Advocacia-Geral da União recorre contra decisão do Tribunal de Contas da União que autoriza presidentes a incorporar presentes de luxo ao acervo pessoal

Para a Advocacia, a decisão do TCU abre brecha para a devolução de presentes já incorporados ao patrimônio da União aos ex-presidentes da República. (Foto: Wesley Mcallister/Ascom AGU)

A Advocacia-Geral da União (AGU) pediu ao Tribunal de Contas da União (TCU) que reavalie entendimento de que “não existe norma clara” na legislação sobre critérios para determinar quais são os presentes recebidos por presidentes que devem ser incorporados ao patrimônio público.

A AGU afirma essa tese fere o interesse público, afronta os princípios da razoabilidade e da moralidade administrativa e causa danos ao patrimônio cultural da União.

Para a Advocacia, a decisão do TCU abre brecha para a devolução de presentes já incorporados ao patrimônio da União aos ex-presidentes da República, o que causaria um efeito retroativo negativo.

Em agosto, o TCU decidiu que o presidente Lula não precisa devolver um relógio de luxo que ele ganhou do fabricante Cartier em 2005, no primeiro mandato dele como presidente.

A decisão sobre o caso do relógio de Lula se deu por maioria dos ministros do TCU. Por 5 votos a 3, o plenário do TCU seguiu o voto do ministro Jorge Oliveira, que foi secretário-geral da Presidência da República no governo Bolsonaro.

O ministro entendeu que, por falta de uma norma clara para o tratamento de presentes recebidos por presidentes da República, Lula não precisa devolver o relógio.

Segundo Jorge Oliveira, uma norma como essa deve estar prevista em lei, o que é uma atribuição do Congresso.

Essa decisão abre a possibilidade de o mesmo critério vir a ser aplicado no caso das joias recebidas pelo ex-presidente Jair Bolsonaro.

Regra de 2016

Em 2016, o TCU estabeleceu uma regra para tratar de bens de alto valor recebidos por autoridades. Os presentes deveriam ficar em acervo da União, em vez de virar patrimônio particular do presidente após o fim do mandato.

O ministro Jorge Oliveira defendeu que essa não é uma atribuição da Corte.

Só que foi com base nessa norma que, em 2023, o Tribunal determinou, por decisão unânime, que Jair Bolsonaro devolvesse as joias dadas pelo governo da Arábia Saudita.

No recurso, a AGU afirma que a Constituição Federal estabelece que “são bens da União os que atualmente lhe pertencem e os que lhe vierem a ser atribuídos”.

Nessa lista figurariam os presentes entregues aos chefes de Estado durante eventos diplomáticos, visitas oficiais ou quaisquer outras circunstâncias similares.

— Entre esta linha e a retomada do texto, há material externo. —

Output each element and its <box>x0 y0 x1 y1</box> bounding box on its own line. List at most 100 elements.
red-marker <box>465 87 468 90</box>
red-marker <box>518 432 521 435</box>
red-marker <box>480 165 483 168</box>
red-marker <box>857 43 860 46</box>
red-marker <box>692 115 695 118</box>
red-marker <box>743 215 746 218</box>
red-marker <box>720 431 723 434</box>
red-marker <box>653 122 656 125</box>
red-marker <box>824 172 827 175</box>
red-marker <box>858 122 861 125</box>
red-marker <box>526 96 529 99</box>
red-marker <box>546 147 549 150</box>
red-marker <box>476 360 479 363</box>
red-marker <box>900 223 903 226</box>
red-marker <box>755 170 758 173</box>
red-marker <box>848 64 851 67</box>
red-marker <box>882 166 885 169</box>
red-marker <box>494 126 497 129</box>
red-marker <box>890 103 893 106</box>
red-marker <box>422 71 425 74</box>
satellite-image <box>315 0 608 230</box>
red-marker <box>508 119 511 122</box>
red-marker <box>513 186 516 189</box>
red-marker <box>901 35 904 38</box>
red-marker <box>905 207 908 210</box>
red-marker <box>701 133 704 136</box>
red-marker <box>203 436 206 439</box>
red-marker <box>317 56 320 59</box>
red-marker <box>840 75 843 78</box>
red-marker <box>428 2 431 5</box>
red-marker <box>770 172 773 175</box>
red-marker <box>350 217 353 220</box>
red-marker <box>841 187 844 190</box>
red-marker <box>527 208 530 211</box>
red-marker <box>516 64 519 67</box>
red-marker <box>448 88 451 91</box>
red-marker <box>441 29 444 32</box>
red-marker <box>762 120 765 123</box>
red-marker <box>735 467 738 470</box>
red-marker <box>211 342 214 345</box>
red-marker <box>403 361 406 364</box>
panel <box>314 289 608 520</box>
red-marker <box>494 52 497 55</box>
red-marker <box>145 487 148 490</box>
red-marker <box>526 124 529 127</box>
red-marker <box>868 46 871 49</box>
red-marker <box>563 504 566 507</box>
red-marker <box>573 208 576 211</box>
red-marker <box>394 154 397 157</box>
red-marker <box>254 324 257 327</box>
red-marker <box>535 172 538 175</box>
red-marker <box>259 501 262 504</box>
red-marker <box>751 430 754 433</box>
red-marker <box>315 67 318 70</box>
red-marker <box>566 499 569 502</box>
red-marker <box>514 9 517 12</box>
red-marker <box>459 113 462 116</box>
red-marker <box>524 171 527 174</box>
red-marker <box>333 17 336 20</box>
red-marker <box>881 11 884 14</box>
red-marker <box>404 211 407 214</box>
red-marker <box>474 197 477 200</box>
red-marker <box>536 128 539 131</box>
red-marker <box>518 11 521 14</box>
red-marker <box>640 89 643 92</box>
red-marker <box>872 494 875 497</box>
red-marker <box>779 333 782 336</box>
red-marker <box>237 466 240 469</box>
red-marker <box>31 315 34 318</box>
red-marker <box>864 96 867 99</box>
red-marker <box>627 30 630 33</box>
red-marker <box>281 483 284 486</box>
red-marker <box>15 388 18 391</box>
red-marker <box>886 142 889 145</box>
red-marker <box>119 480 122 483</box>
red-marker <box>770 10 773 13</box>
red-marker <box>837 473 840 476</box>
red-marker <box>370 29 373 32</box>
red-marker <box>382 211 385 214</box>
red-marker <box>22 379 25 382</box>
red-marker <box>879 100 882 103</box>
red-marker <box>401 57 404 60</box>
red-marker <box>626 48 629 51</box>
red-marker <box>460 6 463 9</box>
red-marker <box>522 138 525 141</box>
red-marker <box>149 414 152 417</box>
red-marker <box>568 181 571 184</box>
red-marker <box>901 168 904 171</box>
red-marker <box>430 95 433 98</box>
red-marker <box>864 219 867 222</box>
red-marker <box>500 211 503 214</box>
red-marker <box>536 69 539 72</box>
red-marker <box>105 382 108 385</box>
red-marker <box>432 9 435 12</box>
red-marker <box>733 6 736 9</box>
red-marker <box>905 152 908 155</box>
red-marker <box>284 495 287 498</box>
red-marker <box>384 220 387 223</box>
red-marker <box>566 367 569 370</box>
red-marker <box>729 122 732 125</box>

A Advocacia argumentou ainda que leis detalham procedimentos de transparência e controle dos bens relacionados ao acervo da Presidência, inclusive em relação àqueles considerados privados, o que reforçaria a ideia de que tais itens não estão sob a livre fruição do chefe do Executivo.

A AGU ressaltou que a Unidade de Auditoria Especializada em Governança e Inovação do TCU verificou, no entanto, que o item dado a Lula não foi presenteado por chefes de Estado ou de governo, mas pela própria fabricante do relógio, não estando, por esse motivo, abrangido pelas diretrizes que determinam sua incorporação ao patrimônio público.

A instrução técnica concluiu também que, mesmo que o entendimento sobre recebimento de presentes tenha mudado ao longo dos anos, a jurisprudência então vigente em 2005, época em que o relógio foi presenteado ao presidente Lula, autorizava sua classificação como de natureza personalíssima.

Por esse motivo, a Secretaria Especial para Assuntos Jurídicos da Presidência da República (SAJ) encaminhou à AGU manifestação em que informa que o presidente Lula não tem interesse pessoal em recorrer da decisão do TCU, já que o acórdão não possui repercussão direta sob sua esfera particular.